If a retirement account is set up to transfer on death, that money is still taken into consideration for federal and state estate tax purposes.  However, setting up the account so that it transfers on death, still keeps a considerable amount of money in the beneficiaries’ pockets.  Attorneys fees are generally calculated as a percentage of the probated and non-probated estate.  The percentage paid for non-probated property is much lower than for probated assets because the amount of legal work required to liquidate and distribute non-probated assets is much less.  In addition, the fiduciary of the estate gets paid according to a percentage of the probated and non-probated assets.  By keeping large accounts outside of probate, you are paying less to the attorneys and the fiduciary.

Transfer on death designations keep money in the family in other miscellaneous ways as well.  Less paperwork will be required for filing, which saves the family money because probate courts generally charge per page.  Also, if a bond is required, the bond will cost less.  Bonds are required to be secured for double the amount of the probated assets; the more in probated assets, the more the bond will cost.

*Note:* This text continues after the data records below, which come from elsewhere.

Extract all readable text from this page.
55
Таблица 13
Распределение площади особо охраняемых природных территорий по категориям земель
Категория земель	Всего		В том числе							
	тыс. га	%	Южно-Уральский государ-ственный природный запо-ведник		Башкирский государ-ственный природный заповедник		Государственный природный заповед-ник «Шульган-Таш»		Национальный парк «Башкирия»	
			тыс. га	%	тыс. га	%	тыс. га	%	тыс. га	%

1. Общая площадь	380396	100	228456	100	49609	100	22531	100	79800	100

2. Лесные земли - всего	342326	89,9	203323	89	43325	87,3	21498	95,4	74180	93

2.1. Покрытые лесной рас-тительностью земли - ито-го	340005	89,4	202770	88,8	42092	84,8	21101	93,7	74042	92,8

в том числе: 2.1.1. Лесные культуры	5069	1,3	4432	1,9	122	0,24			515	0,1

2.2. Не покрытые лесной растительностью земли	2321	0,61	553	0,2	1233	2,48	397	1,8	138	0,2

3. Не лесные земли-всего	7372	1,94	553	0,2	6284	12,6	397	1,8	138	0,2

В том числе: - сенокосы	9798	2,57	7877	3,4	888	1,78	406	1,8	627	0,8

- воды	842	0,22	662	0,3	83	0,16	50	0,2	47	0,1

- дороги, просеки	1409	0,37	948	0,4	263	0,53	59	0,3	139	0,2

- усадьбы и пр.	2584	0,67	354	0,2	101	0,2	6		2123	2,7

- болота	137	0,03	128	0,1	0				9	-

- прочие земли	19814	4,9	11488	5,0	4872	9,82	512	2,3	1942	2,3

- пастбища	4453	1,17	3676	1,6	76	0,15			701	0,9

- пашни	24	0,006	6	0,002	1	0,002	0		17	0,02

Mother’s Day Gift- the gift of peace of mind

Perhaps the best gift you can get your mother (and yourself) for Mother’s Day is an estate plan.  I tell my clients that it is their responsibility to make sure that their parents have estate plans.  Why?  Because when your parent dies, as the child, you (and your siblings) will have to organize and wrap up their affairs.  You can make your job much easier and you can save a lot of money by making sure that they have a well thought out estate plan. 
Estate planning does not just mean preparing a will.  A good estate attorney will not only prepare a will, but will also help you decide which property should pass outside of probate by way of transfer on death designations and can prepare a living will, power of attorney and health care power of attorney in the event that the testator becomes incompetent or incapacitated. 
Transfer on death designations are viewed as an easy way to save money and time because they give the beneficiaries immediate access to those assets rather than having to wait for a distribution through the probate court; however, transfer on death designations are not right for all people and all property and legal counsel should be sought before filling out any TOD paperwork.
Estate planning can keep family assets in the family in several ways.  You can express your wishes about how your assets should be divided after you are no longer able to make that determination by having a will prepared.  When the decedent’s wishes are expressed in a will, family members are less likely to fight over how the assets should be divided.  This will cut down on attorney’s fees and court costs that would arise if there were a dispute.  In addition, a testator can ask that the court waive a bond which can be costly depending on how large the estate is.  TOD designations are difficult to contest successfully and any assets transferred by TOD will go to the beneficiaries regardless of whether someone contests the testate or intestate distribution in probate court.
Estate planning will not only make your life easier if the worst should happen, but it will also give your parents peace of mind that they didn’t have before; something that every parent deserves.